Abwasserrichtlinie

KARL: EU-Kommission prüft Finanzierung 05.06.2025 15:09 Uhr

Berlin - 

Für die vierte Reinigungsstufe in Kläranlagen werden die Arzneimittelhersteller und die Kosmetikindustrie zur Kasse gebeten. Rund eine Milliarde Euro fallen für die neuen Technologien zur Entfernung von Mikroverunreinigen aus dem kommunalen Abwasser an. Das bringt die Arzneimittelversorgung in Gefahr. Doch es gibt Hoffnung, denn die EU-Kommission hat eine Überprüfung angekündigt.

Zum 1. Januar ist die Kommunalabwasserrichtlinie (KARL) in Kraft getreten und nimmt die Hersteller in die Verantwortung.
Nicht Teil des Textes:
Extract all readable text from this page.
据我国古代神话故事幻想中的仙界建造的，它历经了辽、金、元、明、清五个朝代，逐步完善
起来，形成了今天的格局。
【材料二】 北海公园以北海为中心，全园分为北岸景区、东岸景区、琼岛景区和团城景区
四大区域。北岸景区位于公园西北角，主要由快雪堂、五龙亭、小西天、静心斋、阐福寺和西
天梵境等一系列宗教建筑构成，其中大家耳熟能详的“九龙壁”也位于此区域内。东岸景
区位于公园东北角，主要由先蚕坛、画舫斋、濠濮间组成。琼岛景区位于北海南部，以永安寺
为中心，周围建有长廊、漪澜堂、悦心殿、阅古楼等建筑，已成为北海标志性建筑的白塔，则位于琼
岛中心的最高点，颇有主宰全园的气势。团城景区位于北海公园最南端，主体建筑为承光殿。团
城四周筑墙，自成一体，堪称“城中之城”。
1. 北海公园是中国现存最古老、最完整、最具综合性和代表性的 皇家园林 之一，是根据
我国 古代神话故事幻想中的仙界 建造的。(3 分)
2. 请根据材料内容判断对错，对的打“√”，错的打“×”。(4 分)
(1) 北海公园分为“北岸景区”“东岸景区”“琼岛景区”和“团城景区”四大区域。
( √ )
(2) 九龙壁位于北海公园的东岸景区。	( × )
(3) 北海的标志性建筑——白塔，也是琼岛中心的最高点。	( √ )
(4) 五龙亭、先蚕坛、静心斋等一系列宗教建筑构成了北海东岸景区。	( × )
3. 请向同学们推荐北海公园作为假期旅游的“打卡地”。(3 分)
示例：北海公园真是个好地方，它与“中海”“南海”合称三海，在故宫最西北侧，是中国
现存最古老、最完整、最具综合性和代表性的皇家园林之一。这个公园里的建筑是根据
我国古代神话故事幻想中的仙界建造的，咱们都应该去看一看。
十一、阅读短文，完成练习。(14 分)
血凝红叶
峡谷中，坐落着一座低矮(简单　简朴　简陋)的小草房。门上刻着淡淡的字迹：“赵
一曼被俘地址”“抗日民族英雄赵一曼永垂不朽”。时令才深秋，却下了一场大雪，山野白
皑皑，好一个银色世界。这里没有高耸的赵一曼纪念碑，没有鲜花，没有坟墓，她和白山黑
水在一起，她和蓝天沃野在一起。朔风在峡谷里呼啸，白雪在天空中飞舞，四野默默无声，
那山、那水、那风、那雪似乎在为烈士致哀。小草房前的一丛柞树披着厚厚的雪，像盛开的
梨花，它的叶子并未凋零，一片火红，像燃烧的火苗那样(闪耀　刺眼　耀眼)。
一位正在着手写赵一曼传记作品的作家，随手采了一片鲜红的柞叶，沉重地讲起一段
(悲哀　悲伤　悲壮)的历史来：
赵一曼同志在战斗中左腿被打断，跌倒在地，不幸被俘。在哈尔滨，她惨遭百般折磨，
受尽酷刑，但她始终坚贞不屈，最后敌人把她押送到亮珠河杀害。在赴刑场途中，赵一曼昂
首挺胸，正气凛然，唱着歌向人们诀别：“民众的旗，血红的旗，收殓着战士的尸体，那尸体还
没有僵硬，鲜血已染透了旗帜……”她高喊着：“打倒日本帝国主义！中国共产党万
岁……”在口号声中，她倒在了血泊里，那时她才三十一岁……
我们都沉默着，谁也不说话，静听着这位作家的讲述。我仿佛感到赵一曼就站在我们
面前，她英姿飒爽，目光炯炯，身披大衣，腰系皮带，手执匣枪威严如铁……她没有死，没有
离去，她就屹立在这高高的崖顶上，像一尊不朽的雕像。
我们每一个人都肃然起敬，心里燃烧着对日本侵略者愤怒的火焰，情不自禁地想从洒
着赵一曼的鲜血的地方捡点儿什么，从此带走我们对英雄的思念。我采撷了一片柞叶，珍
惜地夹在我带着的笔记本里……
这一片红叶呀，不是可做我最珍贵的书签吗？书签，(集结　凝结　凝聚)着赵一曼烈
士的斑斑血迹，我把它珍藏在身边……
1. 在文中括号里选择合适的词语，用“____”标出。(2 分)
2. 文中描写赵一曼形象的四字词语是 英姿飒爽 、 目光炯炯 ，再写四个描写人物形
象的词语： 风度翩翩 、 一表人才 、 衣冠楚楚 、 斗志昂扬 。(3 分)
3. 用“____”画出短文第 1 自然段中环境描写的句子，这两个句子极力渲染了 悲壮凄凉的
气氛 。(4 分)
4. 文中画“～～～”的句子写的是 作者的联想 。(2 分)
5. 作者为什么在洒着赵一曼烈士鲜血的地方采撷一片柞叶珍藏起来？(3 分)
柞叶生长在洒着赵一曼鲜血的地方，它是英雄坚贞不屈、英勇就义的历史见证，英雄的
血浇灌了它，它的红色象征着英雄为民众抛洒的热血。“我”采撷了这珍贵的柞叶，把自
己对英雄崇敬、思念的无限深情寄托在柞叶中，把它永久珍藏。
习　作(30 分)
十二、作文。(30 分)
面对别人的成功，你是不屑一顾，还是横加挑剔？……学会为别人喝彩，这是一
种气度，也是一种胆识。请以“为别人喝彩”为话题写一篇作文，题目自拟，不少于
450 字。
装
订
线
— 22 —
Die pharmazeutische Industrie und die Kosmetikindustrie sollen mindestens 80 Prozent der Kosten für die vorgesehene vierte Reinigungsstufe tragen. Andere Branchen werden für das Milliardenprojekt nicht berücksichtigt.

Ein Problem – vor allem für die Arzneimittelversorgung. Die Hersteller und Verbände haben auf die weitereichenden Folgen wie beispielsweise den drohenden Versorgungsmangel bei einigen Wirkstoffen wie Metformin hingewiesen. Mit Erfolg. Denn die EU-Kommission hat im Zusammenhang mit der vorgestellten Wasserresilienzstrategie entschieden, die durch die erweiterte Herstellerverantwortung entstehenden Kosten und Auswirkungen auf die betroffenen Sektoren Pharma und Kosmetik zu überprüfen.

„Vor dem Hintergrund der eklatanten Mängel der bisherigen Folgenabschätzung und des mehrheitlichen Wunsches des EU-Parlamentes nach einer Revision kann die jetzt beschlossene Überprüfung nur der erste Schritt hin zu einer neuen Folgenabschätzung sein“, teilt Pharma Deutschland mit. Der Verband hat bereits auf die systematischen Fehler in der Folgenabschätzung und der Datengrundlage der Kommission hingewiesen.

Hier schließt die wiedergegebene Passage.